Related paper (and video): Generic parallel functional programming: Scan and FFT (ICFP 2017)
Classic Fortran programs used "GO TO
" for control and (multi-dimensional) arrays for data.
While these unstructured building blocks suffice to encode implementations, they fail to yield clear understanding of the essential nature of algorithms and their correctness.
Although "GO TO
" has largely disappeared from modern programming, arrays are still widely embraced for parallel programming and machine learning.
The resulting programming style suffers in safety and compositionality, leading to code that is unnecessarily difficult to write, read, prove, and reuse.

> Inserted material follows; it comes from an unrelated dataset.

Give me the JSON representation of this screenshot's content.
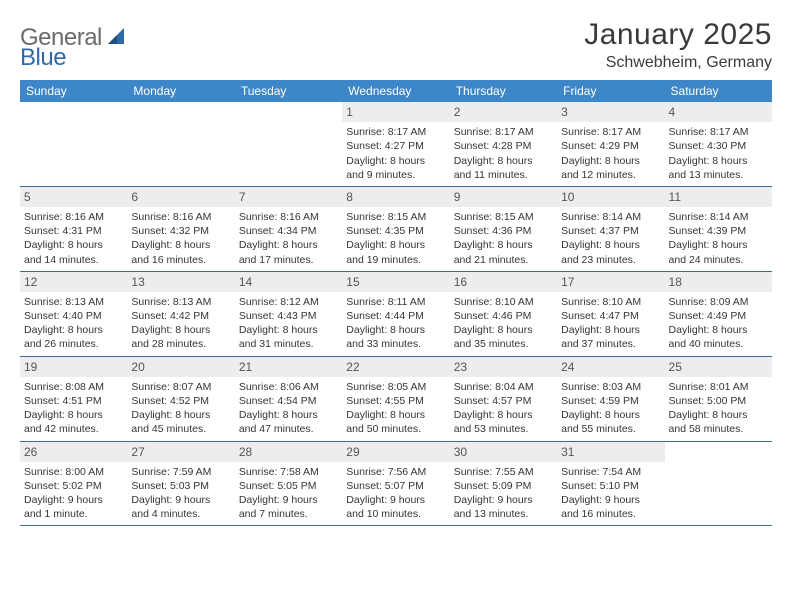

The main message of this talk is that "array algorithms" are often not naturally array algorithms at all, but rather an error-prone, composition-resistant enmeshing of a safe, simple, and illuminating algorithm on a natural (non-array) data type, together with details of decoding from and encoding to arrays. By disentangling these natural data types and corresponding algorithms from their array encodings, we can gain deeper understanding of known algorithms and easily discover correct new algorithms, many of which are well-suited for the modern age of parallel hardware. Where desired, these clear, correct, and compositional algorithms can then be safely, correctly, and systematically (even automatically) converted to operate on arrays by applying a few simple principles in the form of well-known type isomorphisms.

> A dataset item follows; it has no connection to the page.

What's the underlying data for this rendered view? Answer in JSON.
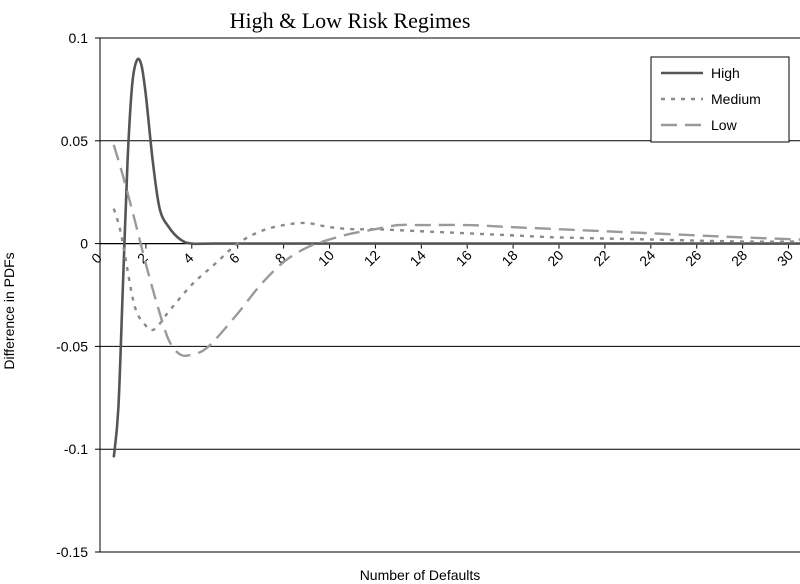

Starting at 12:05 in the video, Jeremy conveyed a question about satisfying the key specification (commuting diagram) via degenerate parseZ
. I'm afraid it was a bit early in the morning for me, and the answer I gave was rambling and incorrect. We really are searching for any scanZ
that satisfies the specification, but we're not allowed arbitrary choices of parseZ
. Rather, the parsing functions correspond naturally to the essential (non-array) Z
type. Much later in the talk, I define all of these parsers parametrically. They're always isomorphisms for tries / Naperian functors (i.e., generalized, compositional, post-Fortran tensors). (They needn't isomorphisms for some non-Naperian functors, but even then they're semi-invertible and are defined naturally.)